Sixty years ago, 4 million Americans, or just under 10% of households across the country, lived alone. Made up of primarily male migrant workers, these solo-livers were transitioning to a working life in states like Alaska, Nevada, and Montana. Today, 31 million Americans live alone, making up a staggering 28% of households, and those 31 million are primarily located in urban areas as opposed to the sprawling suburban culture of the large Western states.
In his new book, Going Solo: The Extraordinary Rise and Surprising Appeal of Living Alone, author and New York University sociology professor Eric Klinenberg traces this trend back to the 50s and seeks to understand the conditions that make such an evolution possible. After a heat wave in Chicago resulted in more than 700 deaths in 1995, many of whom were living alone, Klinenberg became aware of this growing demographic and began to focus his research on it.

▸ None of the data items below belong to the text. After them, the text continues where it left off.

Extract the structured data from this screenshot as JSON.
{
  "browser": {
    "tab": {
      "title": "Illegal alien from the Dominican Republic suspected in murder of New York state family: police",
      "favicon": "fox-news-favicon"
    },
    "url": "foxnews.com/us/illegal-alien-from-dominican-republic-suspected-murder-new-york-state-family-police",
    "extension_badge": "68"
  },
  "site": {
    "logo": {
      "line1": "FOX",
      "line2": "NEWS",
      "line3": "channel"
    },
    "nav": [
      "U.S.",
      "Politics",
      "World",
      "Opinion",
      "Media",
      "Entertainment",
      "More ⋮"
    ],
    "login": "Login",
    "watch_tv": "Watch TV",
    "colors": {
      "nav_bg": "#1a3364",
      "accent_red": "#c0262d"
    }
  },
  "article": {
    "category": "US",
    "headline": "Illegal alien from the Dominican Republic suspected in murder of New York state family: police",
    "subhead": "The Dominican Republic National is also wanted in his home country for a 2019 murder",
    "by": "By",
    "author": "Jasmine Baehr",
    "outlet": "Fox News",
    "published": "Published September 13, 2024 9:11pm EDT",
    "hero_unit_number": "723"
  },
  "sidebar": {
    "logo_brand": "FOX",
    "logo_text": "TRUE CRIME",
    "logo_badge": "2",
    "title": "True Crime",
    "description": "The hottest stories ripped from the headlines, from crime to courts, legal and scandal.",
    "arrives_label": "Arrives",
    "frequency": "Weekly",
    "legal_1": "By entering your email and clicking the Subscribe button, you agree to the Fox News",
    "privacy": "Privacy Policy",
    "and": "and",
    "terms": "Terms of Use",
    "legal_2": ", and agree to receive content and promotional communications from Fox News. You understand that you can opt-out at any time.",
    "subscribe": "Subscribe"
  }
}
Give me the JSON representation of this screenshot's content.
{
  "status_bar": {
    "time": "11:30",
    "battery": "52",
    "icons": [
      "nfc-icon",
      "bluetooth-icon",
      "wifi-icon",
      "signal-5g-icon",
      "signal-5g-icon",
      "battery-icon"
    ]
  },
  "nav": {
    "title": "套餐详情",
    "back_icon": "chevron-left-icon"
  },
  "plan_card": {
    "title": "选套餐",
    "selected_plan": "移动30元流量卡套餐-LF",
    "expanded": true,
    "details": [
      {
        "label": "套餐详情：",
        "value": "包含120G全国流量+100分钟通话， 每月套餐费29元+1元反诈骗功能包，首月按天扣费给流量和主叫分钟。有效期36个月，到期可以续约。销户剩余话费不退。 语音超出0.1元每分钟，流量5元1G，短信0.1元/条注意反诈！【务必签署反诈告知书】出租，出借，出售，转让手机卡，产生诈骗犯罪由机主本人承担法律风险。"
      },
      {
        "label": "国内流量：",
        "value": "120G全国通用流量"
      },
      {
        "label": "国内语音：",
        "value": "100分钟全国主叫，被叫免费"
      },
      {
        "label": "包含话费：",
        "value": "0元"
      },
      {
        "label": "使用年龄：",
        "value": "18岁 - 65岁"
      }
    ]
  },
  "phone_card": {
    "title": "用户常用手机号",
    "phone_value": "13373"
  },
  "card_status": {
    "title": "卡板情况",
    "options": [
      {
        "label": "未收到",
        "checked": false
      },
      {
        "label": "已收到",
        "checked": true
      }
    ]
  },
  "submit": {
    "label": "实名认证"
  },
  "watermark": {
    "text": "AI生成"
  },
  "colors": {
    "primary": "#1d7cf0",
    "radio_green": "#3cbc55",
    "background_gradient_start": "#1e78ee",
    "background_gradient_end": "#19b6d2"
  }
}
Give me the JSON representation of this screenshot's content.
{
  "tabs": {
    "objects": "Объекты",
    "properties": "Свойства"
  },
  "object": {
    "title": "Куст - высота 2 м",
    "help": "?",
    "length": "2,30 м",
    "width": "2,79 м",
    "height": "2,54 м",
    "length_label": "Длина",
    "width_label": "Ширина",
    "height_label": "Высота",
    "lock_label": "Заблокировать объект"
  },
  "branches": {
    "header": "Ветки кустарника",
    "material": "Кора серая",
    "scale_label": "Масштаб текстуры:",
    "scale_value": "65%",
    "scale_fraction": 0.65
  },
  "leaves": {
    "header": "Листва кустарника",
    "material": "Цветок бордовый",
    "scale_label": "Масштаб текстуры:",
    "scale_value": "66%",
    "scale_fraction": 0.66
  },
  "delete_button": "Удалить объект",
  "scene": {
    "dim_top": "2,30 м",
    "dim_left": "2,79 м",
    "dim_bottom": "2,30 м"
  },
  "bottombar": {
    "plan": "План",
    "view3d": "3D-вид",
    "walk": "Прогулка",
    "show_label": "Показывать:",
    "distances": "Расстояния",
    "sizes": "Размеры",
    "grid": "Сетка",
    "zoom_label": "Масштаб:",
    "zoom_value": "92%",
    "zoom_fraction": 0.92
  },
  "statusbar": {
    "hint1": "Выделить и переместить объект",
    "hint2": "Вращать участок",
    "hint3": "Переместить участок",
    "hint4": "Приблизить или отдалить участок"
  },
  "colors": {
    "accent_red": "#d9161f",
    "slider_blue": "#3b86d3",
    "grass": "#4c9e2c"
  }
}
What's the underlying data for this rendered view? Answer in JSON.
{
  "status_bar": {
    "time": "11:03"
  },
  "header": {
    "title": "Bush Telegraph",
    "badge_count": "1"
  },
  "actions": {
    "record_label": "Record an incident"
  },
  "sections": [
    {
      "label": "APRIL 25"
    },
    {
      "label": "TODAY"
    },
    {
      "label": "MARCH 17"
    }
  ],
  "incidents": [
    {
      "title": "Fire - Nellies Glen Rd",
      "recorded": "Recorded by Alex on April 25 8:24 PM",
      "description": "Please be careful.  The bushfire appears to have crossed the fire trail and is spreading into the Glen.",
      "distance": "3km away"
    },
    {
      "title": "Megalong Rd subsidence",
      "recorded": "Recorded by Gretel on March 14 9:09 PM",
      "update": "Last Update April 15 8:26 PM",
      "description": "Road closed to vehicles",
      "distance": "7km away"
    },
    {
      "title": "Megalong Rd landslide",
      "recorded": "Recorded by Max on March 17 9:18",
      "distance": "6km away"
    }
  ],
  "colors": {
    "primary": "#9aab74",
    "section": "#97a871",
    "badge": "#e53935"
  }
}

He believes that a number of factors have brought about the shift, from modern communication technology to changing societal norms. For young people today, living alone is considered a high priority and even a way to adulthood. Despite a bad labor market for young college graduates, more and more young men and women are quickly outgrowing the hassles of roommates and choosing to make sacrifices in order to have a place of their own. With the average age of marriage steadily increasing, young people also have a greater time period of solo living before moving in with a spouse. Older people are choosing to live alone more often as well, due partly to the aid of Social Security, pensions and overall prosperity from the Baby Boom era. They are also finding that living alone is not miserable or isolating, and that having a high degree of autonomy is important.
Mr Klinenberg also points out the great advances in technology that allow us to be connected with friends and relatives without needing to be in their close physical proximity. With almost all adults having a smart phone within arm’s reach at all times, social networking websites like Facebook and MySpace, and video communication software like Skype, people can stay in contact and even see each other while still having the luxury of retreating back to an isolated living space.
The impact of the increasing number of single households is beginning to be felt in the housing market, where Mr Klinenberg believes we are simply not prepared. He worries that we have built suburban areas that won’t fit future lifestyles, and sees a lack of single-occupant housing as a potentially serious downfall in housing options. This means that we should expect an increase in cost for single-occupant housing, since housing markets are inherently difficult to re-structure and the demand continues to increase.